I have this code to copy chunks of 1 KB from a source file to a destination file (practically create a copy of the file) :

test.cpp

#include<stdio.h>
#include<unistd.h>
#include <sys/types.h>
#include <sys/stat.h>
#include <fcntl.h>
#include<string.h>
int main() {
    int fd = open("file1.mp4", O_RDONLY);
    int fd2 = open("file2.mp4", O_WRONLY | O_CREAT | O_APPEND);
    int nr = 0;int n;
    char buff[1024];
    memset(buff, 0, 1024);

    while((n = read(fd, buff, 1024)) != 0) {
        write(fd2, buff, strlen(buff));
        nr = strlen(buff);
        memset(buff, 0, 1024);
    }

    printf("succes %d %d\n", nr,n);
    close(fd);
    close(fd2);
    return 0;
}

I have tried to copy a .mp4 file, which has 250 MB, but the result has only 77.4 MB. The return value of the last read(), n, is 0, so there isn't supposed to be any error (but it should be, since it doesn't copy entire input file).

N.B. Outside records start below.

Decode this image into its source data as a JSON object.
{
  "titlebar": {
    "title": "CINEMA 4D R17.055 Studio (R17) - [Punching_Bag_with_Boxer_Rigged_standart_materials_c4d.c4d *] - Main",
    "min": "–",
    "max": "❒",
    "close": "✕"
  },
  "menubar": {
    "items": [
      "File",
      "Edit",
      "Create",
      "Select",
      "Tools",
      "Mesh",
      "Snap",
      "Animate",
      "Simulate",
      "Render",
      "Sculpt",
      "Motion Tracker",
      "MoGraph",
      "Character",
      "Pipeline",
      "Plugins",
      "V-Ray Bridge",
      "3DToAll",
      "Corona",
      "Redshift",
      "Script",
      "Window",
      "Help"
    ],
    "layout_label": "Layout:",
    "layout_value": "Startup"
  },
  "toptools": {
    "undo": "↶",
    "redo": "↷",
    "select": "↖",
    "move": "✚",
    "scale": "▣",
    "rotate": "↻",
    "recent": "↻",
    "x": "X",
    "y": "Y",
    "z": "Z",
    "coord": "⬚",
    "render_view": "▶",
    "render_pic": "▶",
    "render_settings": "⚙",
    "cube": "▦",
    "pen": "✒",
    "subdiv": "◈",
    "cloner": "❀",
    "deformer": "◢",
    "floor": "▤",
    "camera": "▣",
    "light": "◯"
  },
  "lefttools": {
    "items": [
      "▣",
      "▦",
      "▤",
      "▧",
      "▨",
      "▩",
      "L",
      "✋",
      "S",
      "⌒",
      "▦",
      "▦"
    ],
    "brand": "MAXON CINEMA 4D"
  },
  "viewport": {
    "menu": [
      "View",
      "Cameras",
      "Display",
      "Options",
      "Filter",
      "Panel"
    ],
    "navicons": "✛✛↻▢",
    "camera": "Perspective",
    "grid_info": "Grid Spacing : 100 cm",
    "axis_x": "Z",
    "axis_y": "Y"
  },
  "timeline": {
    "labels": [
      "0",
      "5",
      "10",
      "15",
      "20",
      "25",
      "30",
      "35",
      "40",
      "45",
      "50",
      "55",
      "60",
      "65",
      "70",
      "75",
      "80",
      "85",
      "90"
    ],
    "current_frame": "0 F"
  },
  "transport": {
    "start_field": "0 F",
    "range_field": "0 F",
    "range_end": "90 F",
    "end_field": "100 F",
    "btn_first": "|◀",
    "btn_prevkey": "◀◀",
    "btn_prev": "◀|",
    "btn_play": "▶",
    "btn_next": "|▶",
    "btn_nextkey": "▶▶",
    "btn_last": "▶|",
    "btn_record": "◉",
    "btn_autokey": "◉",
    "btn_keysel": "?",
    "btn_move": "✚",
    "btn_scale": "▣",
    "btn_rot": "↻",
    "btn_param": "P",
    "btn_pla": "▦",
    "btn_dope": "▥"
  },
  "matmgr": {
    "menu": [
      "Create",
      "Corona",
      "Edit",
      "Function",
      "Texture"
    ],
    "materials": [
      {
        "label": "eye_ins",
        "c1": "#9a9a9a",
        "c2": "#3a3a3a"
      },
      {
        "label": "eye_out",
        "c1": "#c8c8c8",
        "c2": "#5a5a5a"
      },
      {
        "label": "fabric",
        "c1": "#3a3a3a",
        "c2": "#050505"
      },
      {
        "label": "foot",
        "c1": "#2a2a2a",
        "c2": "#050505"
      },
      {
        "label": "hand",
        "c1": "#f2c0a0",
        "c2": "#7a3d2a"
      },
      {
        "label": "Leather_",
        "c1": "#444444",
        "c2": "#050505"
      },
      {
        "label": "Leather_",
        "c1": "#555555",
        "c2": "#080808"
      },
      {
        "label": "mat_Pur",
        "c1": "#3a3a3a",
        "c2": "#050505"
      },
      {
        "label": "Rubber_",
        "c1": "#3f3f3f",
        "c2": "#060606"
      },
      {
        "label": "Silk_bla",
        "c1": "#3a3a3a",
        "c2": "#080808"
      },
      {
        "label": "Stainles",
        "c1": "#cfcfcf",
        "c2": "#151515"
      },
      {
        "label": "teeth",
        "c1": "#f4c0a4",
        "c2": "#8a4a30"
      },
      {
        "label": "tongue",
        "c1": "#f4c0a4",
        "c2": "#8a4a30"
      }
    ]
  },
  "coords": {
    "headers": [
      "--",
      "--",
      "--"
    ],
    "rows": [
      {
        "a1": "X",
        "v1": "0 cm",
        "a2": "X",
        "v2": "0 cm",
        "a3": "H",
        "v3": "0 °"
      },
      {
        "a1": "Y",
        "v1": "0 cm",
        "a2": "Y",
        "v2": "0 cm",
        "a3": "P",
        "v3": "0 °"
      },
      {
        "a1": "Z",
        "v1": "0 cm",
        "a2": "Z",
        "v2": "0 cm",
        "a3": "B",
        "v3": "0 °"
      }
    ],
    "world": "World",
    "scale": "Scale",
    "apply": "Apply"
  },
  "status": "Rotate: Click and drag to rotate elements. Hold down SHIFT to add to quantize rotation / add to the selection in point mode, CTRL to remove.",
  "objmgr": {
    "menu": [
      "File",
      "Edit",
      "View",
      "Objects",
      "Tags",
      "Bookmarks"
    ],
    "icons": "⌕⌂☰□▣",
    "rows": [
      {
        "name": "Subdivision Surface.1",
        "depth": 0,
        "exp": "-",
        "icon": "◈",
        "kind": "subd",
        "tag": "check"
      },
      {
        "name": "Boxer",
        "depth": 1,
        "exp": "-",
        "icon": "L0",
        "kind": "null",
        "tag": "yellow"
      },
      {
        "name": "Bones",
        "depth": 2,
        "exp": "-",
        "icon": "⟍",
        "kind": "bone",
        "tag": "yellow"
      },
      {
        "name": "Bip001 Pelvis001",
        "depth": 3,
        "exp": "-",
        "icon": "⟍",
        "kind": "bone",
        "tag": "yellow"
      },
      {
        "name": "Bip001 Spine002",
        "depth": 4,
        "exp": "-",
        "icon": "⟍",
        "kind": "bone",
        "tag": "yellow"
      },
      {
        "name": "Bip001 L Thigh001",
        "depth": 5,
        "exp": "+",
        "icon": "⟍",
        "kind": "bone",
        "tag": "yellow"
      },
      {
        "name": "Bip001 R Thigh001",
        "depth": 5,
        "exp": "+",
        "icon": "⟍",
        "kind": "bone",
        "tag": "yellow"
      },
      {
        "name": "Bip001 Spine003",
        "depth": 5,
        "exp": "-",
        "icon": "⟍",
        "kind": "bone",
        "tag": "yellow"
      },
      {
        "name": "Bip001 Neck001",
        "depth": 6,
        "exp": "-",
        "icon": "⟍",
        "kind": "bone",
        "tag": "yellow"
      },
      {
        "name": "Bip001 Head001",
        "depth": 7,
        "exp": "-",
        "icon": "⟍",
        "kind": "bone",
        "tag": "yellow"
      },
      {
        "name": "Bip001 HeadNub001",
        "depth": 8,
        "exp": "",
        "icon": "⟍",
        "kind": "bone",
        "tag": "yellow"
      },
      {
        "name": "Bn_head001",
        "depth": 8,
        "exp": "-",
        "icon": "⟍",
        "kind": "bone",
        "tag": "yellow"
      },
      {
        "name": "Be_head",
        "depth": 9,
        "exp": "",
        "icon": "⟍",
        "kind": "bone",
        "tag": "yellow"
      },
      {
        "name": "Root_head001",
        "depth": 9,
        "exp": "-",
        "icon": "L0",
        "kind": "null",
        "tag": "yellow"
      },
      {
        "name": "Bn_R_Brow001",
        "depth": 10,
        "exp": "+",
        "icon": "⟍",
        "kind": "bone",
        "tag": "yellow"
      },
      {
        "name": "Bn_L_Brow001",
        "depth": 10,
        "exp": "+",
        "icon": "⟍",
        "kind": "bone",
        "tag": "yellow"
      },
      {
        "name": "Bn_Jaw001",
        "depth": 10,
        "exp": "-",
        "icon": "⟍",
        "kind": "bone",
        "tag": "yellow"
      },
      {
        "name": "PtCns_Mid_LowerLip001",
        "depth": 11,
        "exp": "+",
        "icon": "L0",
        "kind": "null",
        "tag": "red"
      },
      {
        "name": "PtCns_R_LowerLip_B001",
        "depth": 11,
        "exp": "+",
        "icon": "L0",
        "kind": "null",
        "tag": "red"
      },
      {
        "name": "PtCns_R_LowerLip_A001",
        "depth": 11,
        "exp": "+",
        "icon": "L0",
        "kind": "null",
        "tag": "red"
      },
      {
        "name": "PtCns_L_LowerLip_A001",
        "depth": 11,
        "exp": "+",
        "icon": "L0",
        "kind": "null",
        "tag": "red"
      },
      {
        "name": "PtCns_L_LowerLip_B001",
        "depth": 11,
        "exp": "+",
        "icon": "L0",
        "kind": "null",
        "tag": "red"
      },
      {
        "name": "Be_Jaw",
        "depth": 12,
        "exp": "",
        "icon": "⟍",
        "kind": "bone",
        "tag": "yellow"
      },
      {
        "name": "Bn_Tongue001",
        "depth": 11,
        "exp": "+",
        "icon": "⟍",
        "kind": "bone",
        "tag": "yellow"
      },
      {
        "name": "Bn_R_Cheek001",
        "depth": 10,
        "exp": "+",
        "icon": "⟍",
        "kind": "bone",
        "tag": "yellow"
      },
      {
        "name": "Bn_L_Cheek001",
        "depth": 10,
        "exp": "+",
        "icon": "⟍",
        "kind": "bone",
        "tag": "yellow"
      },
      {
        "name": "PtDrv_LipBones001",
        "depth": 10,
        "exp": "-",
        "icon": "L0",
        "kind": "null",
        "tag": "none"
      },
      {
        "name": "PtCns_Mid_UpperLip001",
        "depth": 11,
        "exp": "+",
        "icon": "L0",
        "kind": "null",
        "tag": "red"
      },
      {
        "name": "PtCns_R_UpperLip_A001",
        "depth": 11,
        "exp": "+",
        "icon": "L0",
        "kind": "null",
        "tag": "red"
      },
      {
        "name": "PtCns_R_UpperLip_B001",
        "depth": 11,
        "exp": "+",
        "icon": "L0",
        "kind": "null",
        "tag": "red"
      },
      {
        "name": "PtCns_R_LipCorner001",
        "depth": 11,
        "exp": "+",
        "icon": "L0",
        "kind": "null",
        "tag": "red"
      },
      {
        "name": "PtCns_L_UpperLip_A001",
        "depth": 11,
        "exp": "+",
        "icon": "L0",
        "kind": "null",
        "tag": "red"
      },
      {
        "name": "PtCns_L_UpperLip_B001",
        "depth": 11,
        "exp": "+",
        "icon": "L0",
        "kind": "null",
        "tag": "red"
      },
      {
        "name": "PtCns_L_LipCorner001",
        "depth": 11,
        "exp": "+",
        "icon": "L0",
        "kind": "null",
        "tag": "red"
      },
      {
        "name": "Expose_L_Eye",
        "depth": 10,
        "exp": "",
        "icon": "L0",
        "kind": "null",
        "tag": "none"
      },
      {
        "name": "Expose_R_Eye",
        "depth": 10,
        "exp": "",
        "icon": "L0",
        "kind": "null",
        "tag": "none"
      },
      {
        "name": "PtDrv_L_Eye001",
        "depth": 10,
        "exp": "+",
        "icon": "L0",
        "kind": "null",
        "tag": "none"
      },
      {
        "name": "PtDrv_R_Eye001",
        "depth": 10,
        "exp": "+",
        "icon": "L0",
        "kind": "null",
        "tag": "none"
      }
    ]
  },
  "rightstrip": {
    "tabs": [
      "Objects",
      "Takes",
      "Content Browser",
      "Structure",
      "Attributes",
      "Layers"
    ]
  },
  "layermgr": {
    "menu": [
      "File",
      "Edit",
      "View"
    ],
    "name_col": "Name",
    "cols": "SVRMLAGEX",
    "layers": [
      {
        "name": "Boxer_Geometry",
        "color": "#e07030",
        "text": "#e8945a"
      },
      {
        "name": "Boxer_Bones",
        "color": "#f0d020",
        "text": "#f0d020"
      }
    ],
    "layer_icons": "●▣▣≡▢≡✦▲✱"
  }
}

I think that the .mp4 file has a EOF byte, which does not actually mean the end of the file. What should I do to be able to copy the entire .mp4 file (I would like an answer to improve my code, not a completely different code).

Thanks for help!

有帮助吗?

解决方案

The problem is that you write strlen(buff) bytes instead of n bytes in your loop.

Whenever the buffer contains a \0 byte, strlen will take it to mean "end of string" and you end up not writing any more. (And when it doesn't contain a \0, you end up reading past the end of the buffer).